All too often though, I start to suffer ‘design constipation’ – the longer the timeslot available to do the design, the worse it gets. I have written about this before (Where do ideas come from?) but there is another parallel with hills and cycling here – to be successful, you have to get in the ‘zone’. Quite often, when I am cycling on my own, I get in an almost ‘Zen’ like state (bear with me here!); the swish of the wheels, the whirr of the pedals and cranks, and the wind whistling past is hypnotic, especially given one’s own body rhythm. Cycling when in this state is much easier – the miles fly by. Even when I am not in my own little world, when I get to an incline, I often deliberately think of something else: some all-consuming train of thought and before I know it I am at the top of the hill. Design is a bit like that, don’t you find? It often creeps up on you sideways and when you try and think of it directly, it skittles away.

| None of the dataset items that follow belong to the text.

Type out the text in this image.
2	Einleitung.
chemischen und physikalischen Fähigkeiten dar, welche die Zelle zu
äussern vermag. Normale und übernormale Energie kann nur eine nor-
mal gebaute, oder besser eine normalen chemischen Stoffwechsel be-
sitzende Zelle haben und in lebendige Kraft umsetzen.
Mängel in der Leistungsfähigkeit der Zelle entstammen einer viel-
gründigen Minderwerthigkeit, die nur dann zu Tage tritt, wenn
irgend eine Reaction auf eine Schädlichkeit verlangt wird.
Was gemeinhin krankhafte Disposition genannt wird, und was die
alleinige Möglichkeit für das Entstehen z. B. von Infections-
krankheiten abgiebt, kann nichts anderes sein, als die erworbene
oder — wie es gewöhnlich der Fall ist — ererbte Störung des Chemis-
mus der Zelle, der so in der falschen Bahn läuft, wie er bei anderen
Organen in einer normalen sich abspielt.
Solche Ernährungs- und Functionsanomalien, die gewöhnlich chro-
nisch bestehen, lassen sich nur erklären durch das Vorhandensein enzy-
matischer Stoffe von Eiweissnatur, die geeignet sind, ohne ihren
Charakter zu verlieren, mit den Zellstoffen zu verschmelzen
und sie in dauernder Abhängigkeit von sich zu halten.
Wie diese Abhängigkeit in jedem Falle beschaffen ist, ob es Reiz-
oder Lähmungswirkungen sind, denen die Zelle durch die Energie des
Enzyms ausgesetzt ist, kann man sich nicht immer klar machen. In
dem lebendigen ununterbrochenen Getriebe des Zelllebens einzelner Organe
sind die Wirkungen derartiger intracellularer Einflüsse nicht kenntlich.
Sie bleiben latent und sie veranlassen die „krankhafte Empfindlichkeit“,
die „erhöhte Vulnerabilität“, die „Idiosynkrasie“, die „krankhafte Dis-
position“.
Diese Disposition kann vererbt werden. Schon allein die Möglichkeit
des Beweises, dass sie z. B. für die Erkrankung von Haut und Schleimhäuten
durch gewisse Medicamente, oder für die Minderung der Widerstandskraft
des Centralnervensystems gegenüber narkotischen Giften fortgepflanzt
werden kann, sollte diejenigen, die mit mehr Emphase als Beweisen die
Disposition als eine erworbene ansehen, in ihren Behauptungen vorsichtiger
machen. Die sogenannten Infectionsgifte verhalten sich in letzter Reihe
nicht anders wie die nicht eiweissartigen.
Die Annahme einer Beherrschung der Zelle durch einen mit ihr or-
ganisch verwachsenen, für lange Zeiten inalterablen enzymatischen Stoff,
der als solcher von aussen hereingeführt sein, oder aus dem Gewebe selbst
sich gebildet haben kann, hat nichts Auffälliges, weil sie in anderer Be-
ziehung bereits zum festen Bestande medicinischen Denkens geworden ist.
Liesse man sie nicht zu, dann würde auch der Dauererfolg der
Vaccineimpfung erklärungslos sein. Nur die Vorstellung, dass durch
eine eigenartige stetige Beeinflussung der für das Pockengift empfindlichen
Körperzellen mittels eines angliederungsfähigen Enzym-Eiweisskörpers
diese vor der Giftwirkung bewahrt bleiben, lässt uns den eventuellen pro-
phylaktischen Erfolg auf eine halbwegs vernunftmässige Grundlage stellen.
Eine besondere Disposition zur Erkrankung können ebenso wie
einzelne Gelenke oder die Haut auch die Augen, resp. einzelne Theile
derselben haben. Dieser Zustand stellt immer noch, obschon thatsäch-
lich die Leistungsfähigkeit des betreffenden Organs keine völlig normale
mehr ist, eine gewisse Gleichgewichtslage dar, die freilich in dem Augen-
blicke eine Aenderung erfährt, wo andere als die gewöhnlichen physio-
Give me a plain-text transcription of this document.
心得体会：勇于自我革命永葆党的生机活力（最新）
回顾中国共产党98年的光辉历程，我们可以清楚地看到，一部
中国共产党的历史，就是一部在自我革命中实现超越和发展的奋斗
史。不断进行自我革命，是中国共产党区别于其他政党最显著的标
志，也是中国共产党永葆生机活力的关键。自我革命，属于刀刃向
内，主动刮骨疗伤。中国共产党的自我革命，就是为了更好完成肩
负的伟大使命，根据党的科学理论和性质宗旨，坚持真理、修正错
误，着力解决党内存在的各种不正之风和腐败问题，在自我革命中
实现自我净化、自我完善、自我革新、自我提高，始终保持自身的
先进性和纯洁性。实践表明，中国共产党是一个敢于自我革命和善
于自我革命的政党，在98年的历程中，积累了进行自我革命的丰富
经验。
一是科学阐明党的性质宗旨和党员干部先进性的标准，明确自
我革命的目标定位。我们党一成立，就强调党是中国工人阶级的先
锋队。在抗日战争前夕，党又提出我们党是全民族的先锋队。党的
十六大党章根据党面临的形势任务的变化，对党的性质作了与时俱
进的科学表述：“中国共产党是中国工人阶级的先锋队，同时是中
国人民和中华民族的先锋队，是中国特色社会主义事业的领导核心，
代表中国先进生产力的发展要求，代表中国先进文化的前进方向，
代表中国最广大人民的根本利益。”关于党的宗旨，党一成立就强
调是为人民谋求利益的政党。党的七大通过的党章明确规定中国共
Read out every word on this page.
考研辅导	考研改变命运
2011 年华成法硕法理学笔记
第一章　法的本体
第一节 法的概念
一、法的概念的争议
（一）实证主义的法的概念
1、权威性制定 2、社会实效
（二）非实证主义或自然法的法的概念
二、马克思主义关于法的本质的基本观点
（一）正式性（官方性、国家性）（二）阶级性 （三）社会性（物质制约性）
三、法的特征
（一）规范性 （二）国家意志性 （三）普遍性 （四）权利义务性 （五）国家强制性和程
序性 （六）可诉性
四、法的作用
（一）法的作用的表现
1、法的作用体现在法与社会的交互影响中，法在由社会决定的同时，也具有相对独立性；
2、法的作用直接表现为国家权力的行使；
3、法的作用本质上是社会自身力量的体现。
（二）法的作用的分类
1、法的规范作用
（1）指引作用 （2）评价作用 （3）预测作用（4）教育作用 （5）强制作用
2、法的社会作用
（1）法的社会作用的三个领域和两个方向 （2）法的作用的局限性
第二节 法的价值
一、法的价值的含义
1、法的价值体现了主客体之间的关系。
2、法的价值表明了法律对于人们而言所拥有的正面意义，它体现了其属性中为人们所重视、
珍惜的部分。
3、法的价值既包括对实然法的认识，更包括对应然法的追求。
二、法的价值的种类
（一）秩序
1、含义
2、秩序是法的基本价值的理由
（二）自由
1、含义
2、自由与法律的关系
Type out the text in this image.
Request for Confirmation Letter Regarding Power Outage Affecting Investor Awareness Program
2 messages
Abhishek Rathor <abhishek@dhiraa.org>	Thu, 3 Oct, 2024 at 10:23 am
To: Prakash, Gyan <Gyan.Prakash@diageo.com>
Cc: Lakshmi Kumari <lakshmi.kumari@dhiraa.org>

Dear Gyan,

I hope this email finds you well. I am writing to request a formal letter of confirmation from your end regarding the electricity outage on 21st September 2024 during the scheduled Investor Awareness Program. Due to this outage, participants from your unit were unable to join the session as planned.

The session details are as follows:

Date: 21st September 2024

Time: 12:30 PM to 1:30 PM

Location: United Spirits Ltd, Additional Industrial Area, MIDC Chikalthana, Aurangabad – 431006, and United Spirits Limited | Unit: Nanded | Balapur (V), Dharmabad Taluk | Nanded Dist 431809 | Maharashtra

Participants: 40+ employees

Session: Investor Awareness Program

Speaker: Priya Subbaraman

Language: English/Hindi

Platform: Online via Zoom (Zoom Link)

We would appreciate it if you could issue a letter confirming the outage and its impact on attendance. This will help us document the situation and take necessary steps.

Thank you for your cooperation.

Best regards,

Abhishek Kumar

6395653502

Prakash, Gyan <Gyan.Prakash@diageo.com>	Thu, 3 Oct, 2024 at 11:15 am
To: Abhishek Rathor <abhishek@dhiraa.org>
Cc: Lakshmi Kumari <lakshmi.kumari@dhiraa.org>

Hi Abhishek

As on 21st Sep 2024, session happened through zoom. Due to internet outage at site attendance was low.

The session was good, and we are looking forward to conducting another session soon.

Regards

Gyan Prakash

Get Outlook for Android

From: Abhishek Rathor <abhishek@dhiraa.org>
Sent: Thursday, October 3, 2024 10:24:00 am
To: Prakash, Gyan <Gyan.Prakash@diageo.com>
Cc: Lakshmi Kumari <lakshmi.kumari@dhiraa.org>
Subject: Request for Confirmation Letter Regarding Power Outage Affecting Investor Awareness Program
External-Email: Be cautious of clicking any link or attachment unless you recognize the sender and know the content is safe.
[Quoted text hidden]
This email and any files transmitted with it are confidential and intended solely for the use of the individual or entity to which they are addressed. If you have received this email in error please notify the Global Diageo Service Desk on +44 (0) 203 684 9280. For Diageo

Garden design in particular can be a lonely existence. Many garden designers work from home on their own. Sometimes exhilarating, sometimes dispiriting but in both cases no-one to share it with. During the summer I cycle a lot on my own, but I also go out once a week with friends for a ride. Cycling in a group (particularly a tight formation) is 30% more efficient than on one’s own. You can cover much greater distances and it is one of the few exercises where one can easily talk at the same time. Company and shared experience are essential to make the most of solitary pursuit.

To finish, one more quote, this time from John F Kennedy: “Nothing compares to the simple pleasure of a bike ride”. Except perhaps a well-executed design?